Voyant les enfants grandir, Louise réalise qu'elle perdra bientôt sa place chez les Massé. De plus en plus lasse et irritable, elle se laisse bercer par des refrains de plus en plus morbides. "Plus rien ne parvient à l'émouvoir. Elle doit admettre qu'elle ne sait plus aimer. Elle a épuisé tout ce que son cœur contenait de tendresse." Que fera-t-elle? Où ira-t-elle? Une solution s'impose à elle...
Je désirais lire Chanson douce bien avant l'attribution du Goncourt (moi et les prix, ça fait deux). Paraîtrait que c'est un roman dur, éprouvant. Je voulais en juger par moi-même. Je voulais surtout tenter de comprendre comment on peut en arriver à tuer des enfants de son plein gré, voir une solution dans ce geste morbide.
S'il n'y avait ce premier chapitre qui révèle le clou de l'intrigue, le roman aurait une toute autre portée. Il ne serait pas moins fort, mais assurément moins percutant. En apprenant dès la première ligne de quoi il en retourne, la suite ne peut qu'être plus douce.
Malgré l'atrocité du geste posé par Louise, j'ai été incapable de la détester. Entendons-nous bien, rien n'excuse ce geste. Il est impardonnable, inqualifiable. Mais à découvrir quelle vie elle a eue, on comprend mieux. Louise a tout perdu. Elle sent qu'elle est sur le bord de perdre le peu qu'elle a: une "famille d'adoption" et, par le fait même, une raison d'exister. Si quelqu'un s'était arrêté, avait pris le temps de l'écouter, de lui faire une petite place dans sa vie, plutôt que de toujours la regarder de haut ou de biais...
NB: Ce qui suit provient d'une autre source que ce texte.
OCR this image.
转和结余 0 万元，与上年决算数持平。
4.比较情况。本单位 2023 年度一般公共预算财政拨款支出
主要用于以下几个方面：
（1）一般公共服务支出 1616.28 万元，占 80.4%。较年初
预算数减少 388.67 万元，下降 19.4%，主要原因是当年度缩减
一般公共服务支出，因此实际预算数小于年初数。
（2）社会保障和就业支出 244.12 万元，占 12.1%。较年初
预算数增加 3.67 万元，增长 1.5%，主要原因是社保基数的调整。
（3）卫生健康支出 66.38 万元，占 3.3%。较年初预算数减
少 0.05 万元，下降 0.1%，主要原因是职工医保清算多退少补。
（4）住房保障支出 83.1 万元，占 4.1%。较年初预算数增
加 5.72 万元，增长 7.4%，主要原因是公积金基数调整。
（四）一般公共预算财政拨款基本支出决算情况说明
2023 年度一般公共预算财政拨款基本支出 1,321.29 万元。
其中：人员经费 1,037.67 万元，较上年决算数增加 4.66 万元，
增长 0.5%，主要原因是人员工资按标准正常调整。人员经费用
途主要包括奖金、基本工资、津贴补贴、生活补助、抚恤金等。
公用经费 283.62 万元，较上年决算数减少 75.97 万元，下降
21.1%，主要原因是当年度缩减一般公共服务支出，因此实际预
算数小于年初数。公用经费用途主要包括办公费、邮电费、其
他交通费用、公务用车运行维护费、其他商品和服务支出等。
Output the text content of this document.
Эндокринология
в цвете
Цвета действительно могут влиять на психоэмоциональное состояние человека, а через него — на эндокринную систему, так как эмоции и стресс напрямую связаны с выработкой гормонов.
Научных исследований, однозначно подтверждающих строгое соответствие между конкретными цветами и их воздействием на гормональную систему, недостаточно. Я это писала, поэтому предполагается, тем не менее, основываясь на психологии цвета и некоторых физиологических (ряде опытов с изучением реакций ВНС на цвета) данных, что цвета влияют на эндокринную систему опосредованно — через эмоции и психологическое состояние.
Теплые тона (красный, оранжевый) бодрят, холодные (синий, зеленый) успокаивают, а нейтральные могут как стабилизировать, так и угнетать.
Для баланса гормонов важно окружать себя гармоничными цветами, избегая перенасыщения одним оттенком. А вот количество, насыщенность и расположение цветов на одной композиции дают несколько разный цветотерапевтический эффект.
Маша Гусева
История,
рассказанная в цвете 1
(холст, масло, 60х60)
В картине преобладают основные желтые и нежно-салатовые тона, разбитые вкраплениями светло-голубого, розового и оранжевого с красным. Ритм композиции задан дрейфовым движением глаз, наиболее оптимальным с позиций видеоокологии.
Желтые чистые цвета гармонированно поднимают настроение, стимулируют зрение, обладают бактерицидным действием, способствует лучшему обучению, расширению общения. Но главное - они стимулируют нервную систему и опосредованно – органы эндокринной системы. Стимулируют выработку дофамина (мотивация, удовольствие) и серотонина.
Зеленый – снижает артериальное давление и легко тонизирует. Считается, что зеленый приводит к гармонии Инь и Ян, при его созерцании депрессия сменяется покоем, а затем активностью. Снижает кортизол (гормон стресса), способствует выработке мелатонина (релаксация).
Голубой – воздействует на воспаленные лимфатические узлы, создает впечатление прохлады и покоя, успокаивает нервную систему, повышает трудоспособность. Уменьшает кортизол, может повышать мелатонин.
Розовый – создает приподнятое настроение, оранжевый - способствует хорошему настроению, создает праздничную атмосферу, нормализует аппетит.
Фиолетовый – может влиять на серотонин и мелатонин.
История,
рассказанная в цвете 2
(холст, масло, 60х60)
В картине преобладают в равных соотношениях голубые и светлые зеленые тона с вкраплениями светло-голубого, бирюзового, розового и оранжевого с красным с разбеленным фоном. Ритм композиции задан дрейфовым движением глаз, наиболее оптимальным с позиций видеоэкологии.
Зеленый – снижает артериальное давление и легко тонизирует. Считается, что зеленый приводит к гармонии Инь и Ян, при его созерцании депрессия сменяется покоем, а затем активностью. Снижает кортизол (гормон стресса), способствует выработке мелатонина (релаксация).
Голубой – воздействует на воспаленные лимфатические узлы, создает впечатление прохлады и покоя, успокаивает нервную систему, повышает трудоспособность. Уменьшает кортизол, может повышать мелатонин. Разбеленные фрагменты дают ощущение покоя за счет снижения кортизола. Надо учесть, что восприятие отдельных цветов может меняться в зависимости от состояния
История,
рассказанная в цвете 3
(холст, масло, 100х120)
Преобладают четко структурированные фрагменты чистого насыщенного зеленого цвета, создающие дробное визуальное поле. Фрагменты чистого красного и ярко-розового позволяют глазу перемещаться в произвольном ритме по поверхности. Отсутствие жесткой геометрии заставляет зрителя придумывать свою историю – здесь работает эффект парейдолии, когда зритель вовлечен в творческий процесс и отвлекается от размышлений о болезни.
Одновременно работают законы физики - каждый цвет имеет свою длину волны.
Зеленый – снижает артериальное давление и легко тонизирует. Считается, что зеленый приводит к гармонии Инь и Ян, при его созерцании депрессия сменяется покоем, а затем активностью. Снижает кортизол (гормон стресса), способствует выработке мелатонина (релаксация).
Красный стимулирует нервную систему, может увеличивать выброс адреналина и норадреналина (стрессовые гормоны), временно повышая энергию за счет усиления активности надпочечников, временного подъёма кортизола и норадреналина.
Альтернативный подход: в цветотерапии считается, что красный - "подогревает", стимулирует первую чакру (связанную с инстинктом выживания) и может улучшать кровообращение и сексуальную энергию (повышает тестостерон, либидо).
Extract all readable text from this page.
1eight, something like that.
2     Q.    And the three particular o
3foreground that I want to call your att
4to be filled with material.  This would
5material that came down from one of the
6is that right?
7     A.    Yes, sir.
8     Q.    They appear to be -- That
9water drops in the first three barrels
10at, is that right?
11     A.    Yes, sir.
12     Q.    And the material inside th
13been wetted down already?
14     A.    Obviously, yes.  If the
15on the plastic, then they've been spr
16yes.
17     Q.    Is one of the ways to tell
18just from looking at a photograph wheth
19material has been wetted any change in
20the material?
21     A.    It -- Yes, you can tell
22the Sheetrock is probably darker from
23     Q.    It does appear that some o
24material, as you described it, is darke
Outre la nounou et la mère de Paul qui sortent du lot, j'ai trouvé que l'ensemble des personnages frôlait la caricature: les parents superficiels dévorés par l'ambition, qui veulent être à la hauteur de l'image qu'ils se font d'une belle et bonne vie. Les enfants: un cliché sur quatre pattes. Emma, l'amie de Myriam...
[...] Tous les jours ou presque, Myriam reçoit une notification de la part de son amie Emma. Elle poste sur les réseaux sociaux des portraits au ton sépia de ses deux enfants blonds. Des enfants parfaits qui jouent dans un parc et qu'elle a inscrits dans une école qui épanouira les dons que, déjà, elle devine en eux. Emma est belle, elle aussi, sur ces photographies. Son mari, lui, n'apparaît jamais, éternellement voué à prendre en photo une famille idéale à laquelle il n'appartient que comme spectateur. Il fait pourtant des efforts pour entrer dans le cadre. Lui, qui porte la barbe, des pulls en laine naturelle, lui qui met pour travailler des pantalons serrés et inconfortables.
Leïla Slimani dresse un portrait impitoyable sur la conciliation travail-famille. À ce titre, les mots de l'enseignante de Mila sont sans appel.
Lorsque Myriam s'est excusée d'avoir manqué les dernières réunions et d'avoir envoyé Louise à sa place, la maîtresse aux cheveux gris a fait un large geste de la main. "Si vous saviez! C'est le mal du siècle. Tous ces pauvres enfants sont livrés à eux-mêmes, pendant que les deux parents sont dévorés par la même ambition. C'est simple, ils courent tout le temps. Vous savez quelle est la phrase que les parents disent le plus souvent à leurs enfants? "Dépêche-toi!" Et bien sûr, c'est nous qui subissons tout. Les petits nous font payer leurs angoisses et leur sentiment d'abandon."
La fin du roman m'est apparue beaucoup trop expéditive. Comme si la boucle n'était pas bouclée. Trop de questions demeurent sans réponses.
Chanson douce n'est pas un roman gai, c'est le moins que l'on puisse dire. Une lecture éprouvante, certes, mais qui m'apparaît nécessaire pour toutes les réflexions qu'elle soulève. De mon côté, je me questionne de plus en plus sur le mode de vie effréné que je mène, me demandant si, au fond, je ne cours pas après du vent!